São Paulo (AUN - USP) - Graduado em psicologia e especializado em saúde do trabalhador pela Universidade Estadual Paulista Júlio de Mesquita Filho (Unesp), Luis Eduardo Lacorte concluiu, em 2012, o mestrado na Faculdade de Saúde Pública da Universidade de São Paulo (FSP/USP) com uma pesquisa sobre estratégias de erradicação do trabalho infantil adotadas no município de Limeira, no interior de São Paulo. A cidade, que é um dos principais pólos de produção de joias e bijuterias do país, concentra também um alto índice de exploração de mão-de-obra infantil e adolescente.
Segundo dados apresentados na pesquisa de Lacorte, 27% dos alunos das escolas estaduais localizadas em Limeira trabalham na montagem ou solda de bijuterias e joias. Essa porcentagem equivale a um contingente de 8.340 indivíduos expostos à realização de tarefas repetitivas e a um conseqüente risco para a saúde física e psicológica. Devido à constatação dessa realidade foi criada no município a Comissão Municipal de Erradicação do Trabalho Intantil de Limeira (Cometil), entidade cujas atividades foram objeto de investigação de Lacorte no período entre 2007 – ano de sua criação – e 2010.

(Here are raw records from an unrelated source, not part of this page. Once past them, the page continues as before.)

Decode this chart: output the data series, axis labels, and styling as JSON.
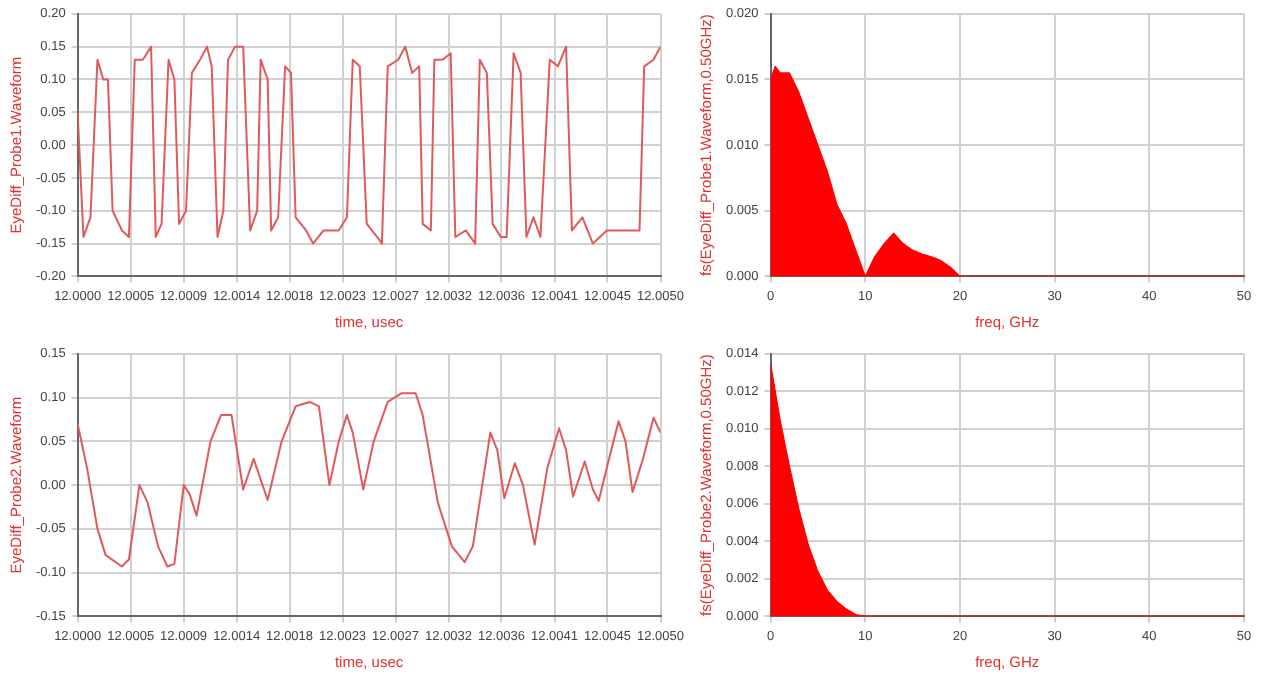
{
  "chart_data": [
    {
      "type": "line",
      "xlabel": "time, usec",
      "ylabel": "EyeDiff_Probe1.Waveform",
      "grid": true,
      "legend": false,
      "marker": "none",
      "xlim": [
        12.0,
        12.005
      ],
      "xticks": [
        {
          "value": 12.0,
          "label": "12.0000"
        },
        {
          "value": 12.000455,
          "label": "12.0005"
        },
        {
          "value": 12.000909,
          "label": "12.0009"
        },
        {
          "value": 12.001364,
          "label": "12.0014"
        },
        {
          "value": 12.001818,
          "label": "12.0018"
        },
        {
          "value": 12.002273,
          "label": "12.0023"
        },
        {
          "value": 12.002727,
          "label": "12.0027"
        },
        {
          "value": 12.003182,
          "label": "12.0032"
        },
        {
          "value": 12.003636,
          "label": "12.0036"
        },
        {
          "value": 12.004091,
          "label": "12.0041"
        },
        {
          "value": 12.004545,
          "label": "12.0045"
        },
        {
          "value": 12.005,
          "label": "12.0050"
        }
      ],
      "ylim": [
        -0.2,
        0.2
      ],
      "yticks": [
        {
          "value": -0.2,
          "label": "-0.20"
        },
        {
          "value": -0.15,
          "label": "-0.15"
        },
        {
          "value": -0.1,
          "label": "-0.10"
        },
        {
          "value": -0.05,
          "label": "-0.05"
        },
        {
          "value": 0,
          "label": "0.00"
        },
        {
          "value": 0.05,
          "label": "0.05"
        },
        {
          "value": 0.1,
          "label": "0.10"
        },
        {
          "value": 0.15,
          "label": "0.15"
        },
        {
          "value": 0.2,
          "label": "0.20"
        }
      ],
      "series": [
        {
          "color": "#e05a5a",
          "x": [
            12.0,
            12.00005,
            12.00011,
            12.00017,
            12.00022,
            12.00026,
            12.0003,
            12.00038,
            12.00044,
            12.00049,
            12.00056,
            12.00063,
            12.00067,
            12.00072,
            12.00078,
            12.00083,
            12.00087,
            12.00093,
            12.00098,
            12.00105,
            12.00111,
            12.00115,
            12.0012,
            12.00125,
            12.00129,
            12.00135,
            12.00142,
            12.00148,
            12.00154,
            12.00157,
            12.00163,
            12.00166,
            12.00172,
            12.00178,
            12.00183,
            12.00187,
            12.00196,
            12.00202,
            12.00211,
            12.00224,
            12.00231,
            12.00236,
            12.00242,
            12.00248,
            12.00257,
            12.00261,
            12.00266,
            12.00275,
            12.00281,
            12.00287,
            12.00293,
            12.00296,
            12.00303,
            12.00306,
            12.00313,
            12.0032,
            12.00324,
            12.00333,
            12.00341,
            12.00345,
            12.00351,
            12.00356,
            12.00363,
            12.00368,
            12.00374,
            12.0038,
            12.00385,
            12.00391,
            12.00397,
            12.00405,
            12.00412,
            12.00419,
            12.00424,
            12.00433,
            12.00442,
            12.00454,
            12.00467,
            12.00482,
            12.00486,
            12.00494,
            12.005
          ],
          "values": [
            0.05,
            -0.14,
            -0.11,
            0.13,
            0.1,
            0.1,
            -0.1,
            -0.13,
            -0.14,
            0.13,
            0.13,
            0.15,
            -0.14,
            -0.12,
            0.13,
            0.1,
            -0.12,
            -0.1,
            0.11,
            0.13,
            0.15,
            0.12,
            -0.14,
            -0.1,
            0.13,
            0.15,
            0.15,
            -0.13,
            -0.1,
            0.13,
            0.1,
            -0.13,
            -0.11,
            0.12,
            0.11,
            -0.11,
            -0.13,
            -0.15,
            -0.13,
            -0.13,
            -0.11,
            0.13,
            0.12,
            -0.12,
            -0.14,
            -0.15,
            0.12,
            0.13,
            0.15,
            0.11,
            0.12,
            -0.12,
            -0.13,
            0.13,
            0.13,
            0.14,
            -0.14,
            -0.13,
            -0.15,
            0.13,
            0.11,
            -0.12,
            -0.14,
            -0.14,
            0.14,
            0.11,
            -0.14,
            -0.11,
            -0.14,
            0.13,
            0.12,
            0.15,
            -0.13,
            -0.11,
            -0.15,
            -0.13,
            -0.13,
            -0.13,
            0.12,
            0.13,
            0.15
          ]
        }
      ]
    },
    {
      "type": "area",
      "xlabel": "freq, GHz",
      "ylabel": "fs(EyeDiff_Probe1.Waveform,0.50GHz)",
      "grid": true,
      "legend": false,
      "marker": "none",
      "xlim": [
        0,
        50
      ],
      "xticks": [
        0,
        10,
        20,
        30,
        40,
        50
      ],
      "ylim": [
        0,
        0.02
      ],
      "yticks": [
        {
          "value": 0,
          "label": "0.000"
        },
        {
          "value": 0.005,
          "label": "0.005"
        },
        {
          "value": 0.01,
          "label": "0.010"
        },
        {
          "value": 0.015,
          "label": "0.015"
        },
        {
          "value": 0.02,
          "label": "0.020"
        }
      ],
      "series": [
        {
          "color": "#ff0000",
          "x": [
            0,
            0.5,
            1,
            2,
            3,
            4,
            5,
            6,
            7,
            8,
            9,
            10,
            11,
            12,
            13,
            14,
            15,
            16,
            17,
            18,
            19,
            20,
            50
          ],
          "values": [
            0.015,
            0.016,
            0.0155,
            0.0155,
            0.014,
            0.012,
            0.01,
            0.008,
            0.0055,
            0.004,
            0.002,
            0,
            0.0015,
            0.0025,
            0.0033,
            0.0025,
            0.002,
            0.0017,
            0.0015,
            0.0012,
            0.0007,
            0,
            0
          ]
        }
      ]
    },
    {
      "type": "line",
      "xlabel": "time, usec",
      "ylabel": "EyeDiff_Probe2.Waveform",
      "grid": true,
      "legend": false,
      "marker": "none",
      "xlim": [
        12.0,
        12.005
      ],
      "xticks": [
        {
          "value": 12.0,
          "label": "12.0000"
        },
        {
          "value": 12.000455,
          "label": "12.0005"
        },
        {
          "value": 12.000909,
          "label": "12.0009"
        },
        {
          "value": 12.001364,
          "label": "12.0014"
        },
        {
          "value": 12.001818,
          "label": "12.0018"
        },
        {
          "value": 12.002273,
          "label": "12.0023"
        },
        {
          "value": 12.002727,
          "label": "12.0027"
        },
        {
          "value": 12.003182,
          "label": "12.0032"
        },
        {
          "value": 12.003636,
          "label": "12.0036"
        },
        {
          "value": 12.004091,
          "label": "12.0041"
        },
        {
          "value": 12.004545,
          "label": "12.0045"
        },
        {
          "value": 12.005,
          "label": "12.0050"
        }
      ],
      "ylim": [
        -0.15,
        0.15
      ],
      "yticks": [
        {
          "value": -0.15,
          "label": "-0.15"
        },
        {
          "value": -0.1,
          "label": "-0.10"
        },
        {
          "value": -0.05,
          "label": "-0.05"
        },
        {
          "value": 0,
          "label": "0.00"
        },
        {
          "value": 0.05,
          "label": "0.05"
        },
        {
          "value": 0.1,
          "label": "0.10"
        },
        {
          "value": 0.15,
          "label": "0.15"
        }
      ],
      "series": [
        {
          "color": "#e05a5a",
          "x": [
            12.0,
            12.00008,
            12.00017,
            12.00024,
            12.00038,
            12.00044,
            12.00053,
            12.0006,
            12.00069,
            12.00077,
            12.00083,
            12.00091,
            12.00096,
            12.00102,
            12.00114,
            12.00123,
            12.00132,
            12.00142,
            12.00151,
            12.00163,
            12.00175,
            12.00187,
            12.00199,
            12.00207,
            12.00216,
            12.00224,
            12.00231,
            12.00236,
            12.00245,
            12.00254,
            12.00266,
            12.00278,
            12.0029,
            12.00296,
            12.00309,
            12.00321,
            12.00332,
            12.00339,
            12.00354,
            12.0036,
            12.00366,
            12.00375,
            12.00382,
            12.00392,
            12.00403,
            12.00413,
            12.00419,
            12.00425,
            12.00435,
            12.00442,
            12.00447,
            12.00454,
            12.00464,
            12.0047,
            12.00476,
            12.00485,
            12.00494,
            12.005
          ],
          "values": [
            0.07,
            0.02,
            -0.05,
            -0.08,
            -0.093,
            -0.085,
            0.0,
            -0.02,
            -0.07,
            -0.093,
            -0.09,
            0.0,
            -0.01,
            -0.035,
            0.05,
            0.08,
            0.08,
            -0.005,
            0.03,
            -0.017,
            0.05,
            0.09,
            0.095,
            0.09,
            0.0,
            0.05,
            0.08,
            0.06,
            -0.005,
            0.05,
            0.095,
            0.105,
            0.105,
            0.08,
            -0.02,
            -0.07,
            -0.088,
            -0.07,
            0.06,
            0.04,
            -0.015,
            0.025,
            0.0,
            -0.068,
            0.02,
            0.065,
            0.04,
            -0.013,
            0.027,
            -0.005,
            -0.018,
            0.02,
            0.073,
            0.05,
            -0.008,
            0.03,
            0.077,
            0.06
          ]
        }
      ]
    },
    {
      "type": "area",
      "xlabel": "freq, GHz",
      "ylabel": "fs(EyeDiff_Probe2.Waveform,0.50GHz)",
      "grid": true,
      "legend": false,
      "marker": "none",
      "xlim": [
        0,
        50
      ],
      "xticks": [
        0,
        10,
        20,
        30,
        40,
        50
      ],
      "ylim": [
        0,
        0.014
      ],
      "yticks": [
        {
          "value": 0,
          "label": "0.000"
        },
        {
          "value": 0.002,
          "label": "0.002"
        },
        {
          "value": 0.004,
          "label": "0.004"
        },
        {
          "value": 0.006,
          "label": "0.006"
        },
        {
          "value": 0.008,
          "label": "0.008"
        },
        {
          "value": 0.01,
          "label": "0.010"
        },
        {
          "value": 0.012,
          "label": "0.012"
        },
        {
          "value": 0.014,
          "label": "0.014"
        }
      ],
      "series": [
        {
          "color": "#ff0000",
          "x": [
            0,
            0.5,
            1,
            2,
            3,
            4,
            5,
            6,
            7,
            8,
            9,
            10,
            50
          ],
          "values": [
            0.0135,
            0.012,
            0.0105,
            0.008,
            0.0057,
            0.0038,
            0.0024,
            0.0014,
            0.0008,
            0.0004,
            0.0001,
            0,
            0
          ]
        }
      ]
    }
  ]
}
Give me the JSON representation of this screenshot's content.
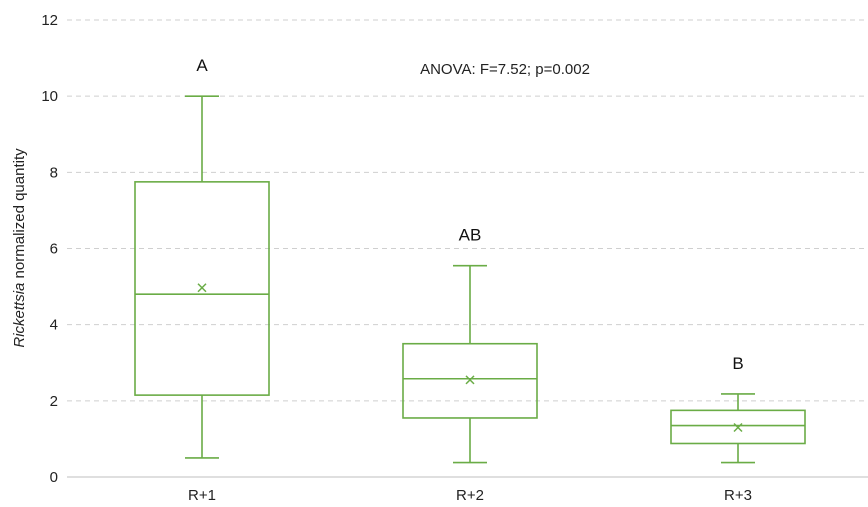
{
  "chart_data": {
    "type": "box",
    "categories": [
      "R+1",
      "R+2",
      "R+3"
    ],
    "boxes": [
      {
        "category": "R+1",
        "min": 0.5,
        "q1": 2.15,
        "median": 4.8,
        "q3": 7.75,
        "max": 10.0,
        "mean": 4.97,
        "group_letter": "A"
      },
      {
        "category": "R+2",
        "min": 0.38,
        "q1": 1.55,
        "median": 2.58,
        "q3": 3.5,
        "max": 5.55,
        "mean": 2.55,
        "group_letter": "AB"
      },
      {
        "category": "R+3",
        "min": 0.38,
        "q1": 0.88,
        "median": 1.35,
        "q3": 1.75,
        "max": 2.18,
        "mean": 1.3,
        "group_letter": "B"
      }
    ],
    "ylabel_italic": "Rickettsia",
    "ylabel_rest": " normalized quantity",
    "ylim": [
      0,
      12
    ],
    "yticks": [
      "0",
      "2",
      "4",
      "6",
      "8",
      "10",
      "12"
    ],
    "annotation": "ANOVA: F=7.52; p=0.002",
    "grid": "horizontal dashed",
    "colors": {
      "box": "#6aac46",
      "grid": "#cfcfcf",
      "axis": "#bfbfbf"
    }
  }
}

Segundo o psicólogo, o trabalho infantil e o trabalho adolescente desprotegido são fenômenos que se caracterizam por atingir principalmente indivíduos pertencentes às classes sociais mais desfavorecidas. “Essas crianças e adolescentes sobrevivem em ambientes socioculturais e laborais pouco favoráveis ou agressivos ao seu desenvolvimento, além de serem expostos a situações de vulnerabilidade social inadmissíveis para os padrões de uma sociedade próspera e democrática”, afirma.
O pesquisador explica, evocando a abordagem sócio-histórica proposta por Lev Vygotsky, que o processo do desenvolvimento humano se dá nas relações entre cada indivíduo com o meio e com os outros. “O desenvolvimento não é determinado apenas por processos de maturação biológicos ou genéticos. O meio envolve cultura, sociedade, condições socioeconômicas, práticas e interações que são determinantes no desenvolvimento humano”, esclarece. Tal constatação permite compreender a importância do ensino e do ato de brincar como ferramentas para a assimilação da cultura – no sentido mais amplo da palavra – e das “regras sociais” pelo indivíduo em formação.
Lacorte conta que, ao longo da pesquisa, foi possível sistematizar um quadro com os prejuízos que podem ser provocados pelo trabalho infantil e pelo trabalho adolescente desprotegido. Tais prejuízos foram classificados como físicos – risco de lesões, deformidades, intoxicação, acidentes e interferências no ciclo do sono –, cognitivos – maior incidência de repetência, abandono escolar e desinteresse –, emocionais – possibilidade de desenvolvimento de síndromes psicológicas, dificuldades no estabelecimento de vínculos afetivos e maior passividade frente às relações verticais de poder – e sociais – falta de tempo para o estudo e o lazer, convívio reduzido com pessoas da mesma idade e diminuição das possibilidades de um bom posicionamento no mercado de trabalho na vida adulta.
De acordo com o autor, o trabalho infantil e o trabalho adolescente desprotegido são causados pela desigualdade social, mas, ao mesmo tempo, reforçam e sustentam a manutenção e o agravamento dessa desigualdade, dificultando a mobilidade social e impedindo a superação da condição de pobreza. “Um projeto de democracia está longe do seu ideal se a criança se vê obrigada a trabalhar para poder exercer os seus direitos”.